Le Venezuela augmente ses importations de matières premières clés pour la production pétrolière

Les importations d'essence vénézuéliennes connaissent une croissance significative alors que les États-Unis se préparent à assouplir les sanctions et à permettre aux sociétés de forage et de services de reprendre leurs activités dans le pays. Selon les rapports de trafic maritime examinés par Bloombergau moins 1,4 million de barils de cet apport seront débarqués ce mois-ci au Venezuela, ce qui représente une augmentation de plus de 50 % par rapport à janvier.

Le naphta, utilisé comme diluant, est essentiel pour que le pétrole extra-lourd vénézuélien puisse circuler par les pipelines et atteindre les terminaux d'exportation et les raffineries nationales. Étant donné que la société publique Petróleos de Venezuela SA (PDVSA) ne peut pas produire suffisamment de diluants, le pays dépend fortement des importations, ce qui fait de ces volumes un indicateur clé de l'activité pétrolière.

Depuis la capture de Nicolas Maduro par les forces américaines au début de l’année, les expéditions d’essence russe ont disparu et toute l’essence importée provient désormais des États-Unis. Parmi les sociétés impliquées dans ces opérations figurent Chevron, qui dispose d'une licence pour forer au Venezuela, et le groupe de commercialisation Vitol Group, qui dispose d'un permis spécial pour transporter du pétrole brut vénézuélien.

Le Mediterranean Voyager, sous contrat avec Chevron, décharge actuellement 500 000 barils d'essence après avoir été chargés dans les îles Vierges américaines. De son côté, Vitol transporte des diluants sur les pétroliers Hafnia Zambesi et Hafnia Africa.
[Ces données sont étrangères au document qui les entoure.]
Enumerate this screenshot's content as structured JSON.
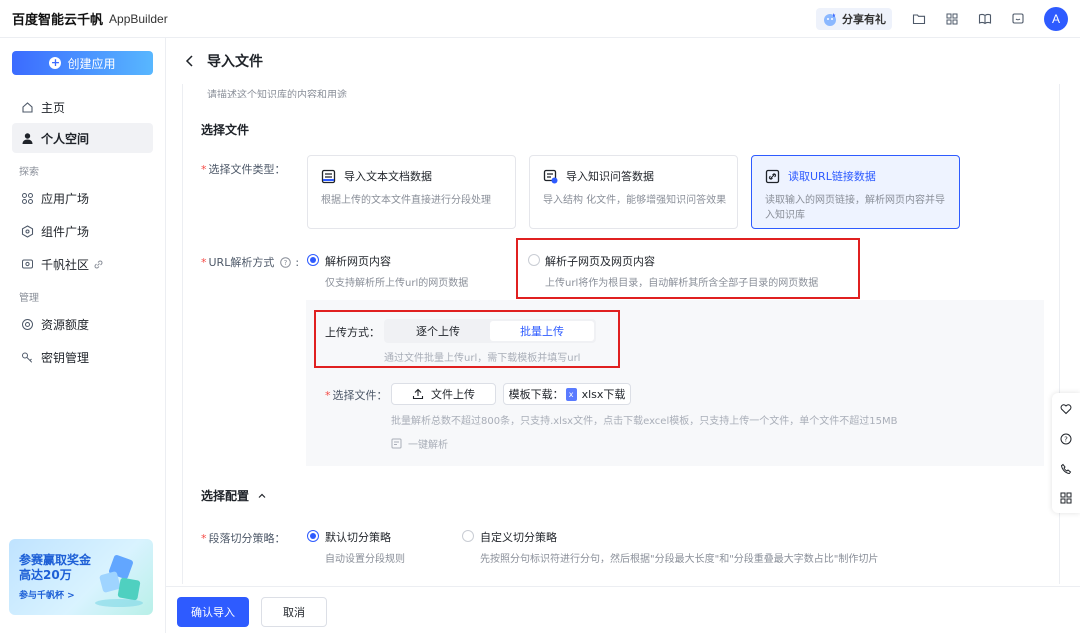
{
  "app": {
    "logo_cn": "百度智能云千帆",
    "logo_en": "AppBuilder"
  },
  "topbar": {
    "share_label": "分享有礼",
    "avatar_letter": "A"
  },
  "sidebar": {
    "create_label": "创建应用",
    "items": [
      {
        "label": "主页",
        "icon": "home-icon"
      },
      {
        "label": "个人空间",
        "icon": "user-icon"
      },
      {
        "label": "应用广场",
        "icon": "apps-icon"
      },
      {
        "label": "组件广场",
        "icon": "component-icon"
      },
      {
        "label": "千帆社区",
        "icon": "community-icon"
      },
      {
        "label": "资源额度",
        "icon": "resource-icon"
      },
      {
        "label": "密钥管理",
        "icon": "key-icon"
      }
    ],
    "section_explore": "探索",
    "section_manage": "管理",
    "promo": {
      "line1": "参赛赢取奖金",
      "line2": "高达20万",
      "link": "参与千帆杯 >"
    }
  },
  "page": {
    "title": "导入文件",
    "cut_text": "请描述这个知识库的内容和用途"
  },
  "select_file": {
    "section_title": "选择文件",
    "type_label": "选择文件类型：",
    "cards": [
      {
        "title": "导入文本文档数据",
        "desc": "根据上传的文本文件直接进行分段处理",
        "icon": "document-icon"
      },
      {
        "title": "导入知识问答数据",
        "desc": "导入结构 化文件，能够增强知识问答效果",
        "icon": "qa-icon"
      },
      {
        "title": "读取URL链接数据",
        "desc": "读取输入的网页链接，解析网页内容并导入知识库",
        "icon": "link-icon"
      }
    ],
    "url_mode_label": "URL解析方式",
    "url_modes": [
      {
        "title": "解析网页内容",
        "desc": "仅支持解析所上传url的网页数据",
        "selected": true
      },
      {
        "title": "解析子网页及网页内容",
        "desc": "上传url将作为根目录，自动解析其所含全部子目录的网页数据",
        "selected": false
      }
    ],
    "upload_mode_label": "上传方式：",
    "upload_modes": [
      "逐个上传",
      "批量上传"
    ],
    "upload_mode_hint": "通过文件批量上传url，需下载模板并填写url",
    "choose_file_label": "选择文件：",
    "upload_btn": "文件上传",
    "template_label": "模板下载：",
    "template_file": "xlsx下载",
    "file_hint": "批量解析总数不超过800条，只支持.xlsx文件，点击下载excel模板，只支持上传一个文件，单个文件不超过15MB",
    "one_click_parse": "一键解析"
  },
  "config": {
    "section_title": "选择配置",
    "split_label": "段落切分策略：",
    "split_modes": [
      {
        "title": "默认切分策略",
        "desc": "自动设置分段规则",
        "selected": true
      },
      {
        "title": "自定义切分策略",
        "desc": "先按照分句标识符进行分句，然后根据\"分段最大长度\"和\"分段重叠最大字数占比\"制作切片",
        "selected": false
      }
    ]
  },
  "footer": {
    "confirm": "确认导入",
    "cancel": "取消"
  },
  "colors": {
    "accent": "#2e5bff",
    "highlight": "#e02020"
  }
}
Chevron et Vitol ont refusé de commenter.

Il est prévu que les volumes d'importation continueront d'augmenter suite à l'autorisation du Département du Trésor des États-Unis pour la vente d'essence américaine au Venezuela, ce qui ouvre la porte à davantage d'entreprises pour importer cet intrant clé.

La présidente en charge du Venezuela, Delcy Rodríguez, a rencontré ce mercredi les directeurs de Repsol et Maurel & Prom, dans le cadre de la récente approbation de la réforme de la loi sur les hydrocarbures visant à attirer les investissements étrangers dans le secteur énergétique du pays. Selon la chaîne publique Venezolana de Televisión (VTV), Rodríguez a rencontré José Carlos de Vicente Bravo, directeur international de l'exploration et de la production, et Luis García, directeur de l'unité commerciale de Repsol Venezuela SA.
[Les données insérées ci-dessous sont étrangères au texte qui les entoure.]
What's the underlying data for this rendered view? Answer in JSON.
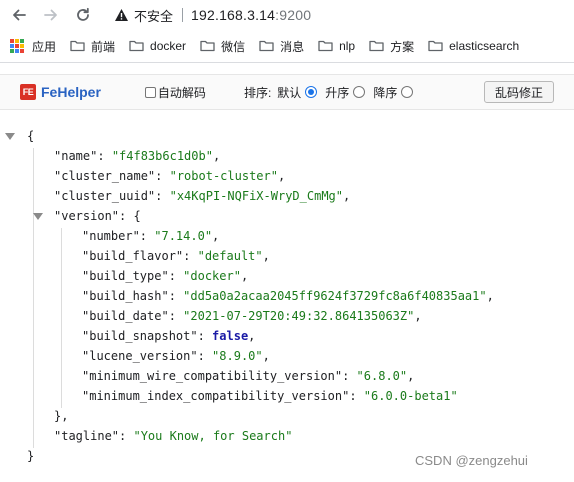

Au cours du dialogue, les dirigeants de l'entreprise espagnole ont exprimé qu'ils étaient « prêts » à « investir fortement » au Venezuela et ont souligné la présence historique de Repsol dans le pays au cours des 30 dernières années. VTV a souligné que l'Exécutif vénézuélien s'engage à dialoguer avec les entreprises énergétiques étrangères selon les principes de respect et de coopération en termes de bénéfice mutuel.

En parallèle, le président a rencontré le directeur exécutif de Maurel & Prom, Olivier de Langavant, le directeur des nouvelles activités, Pablo Liemann, et le directeur de la société française au Venezuela, Jean Michel Bonnet. Le ministère de la Communication et de l'Information a indiqué via Telegram que la rencontre avec Maurel & Prom a réaffirmé l'intérêt commun à poursuivre le processus de production commune, sans donner plus de détails.

De son côté, l'entreprise publique Petróleos de Venezuela (PDVSA) a indiqué sur Telegram que l'objectif des deux réunions était de « consolider les alliances stratégiques qui améliorent la capacité de production d'énergie ». Le président de PDVSA, Héctor Obregón, et les vice-ministres des Hydrocarbures ont également participé aux réunions.

La semaine précédente, Rodríguez a tenu une réunion avec des représentants du secteur pétrolier, dont Shell et Chevron, dans le cadre du processus de consultation publique sur la réforme législative. Selon le président en charge, le gouvernement estime que cette année il y aura environ 1,4 milliards de dollars d'investissements dans le secteur des hydrocarbures.

Le 29 janvier, le Parlement vénézuélien a approuvé à l'unanimité, sur proposition de Rodríguez, la réforme de la loi sur les hydrocarbures organiques, qui a été signée le même jour par le président lors d'une marche des travailleurs du pétrole. La modification juridique met fin à la nationalisation de la production d'hydrocarbures au Venezuela et envisage des mesures pour attirer les capitaux privés nationaux et étrangers, comme la flexibilité des redevances.

Ce même 29 janvier, le Département du Trésor des États-Unis a accordé une licence générale qui permet certaines transactions avec le pétrole vénézuélien, ce qui marque un changement par rapport à la politique de sanctions mise en œuvre en 2019 sous le gouvernement de Donald Trump.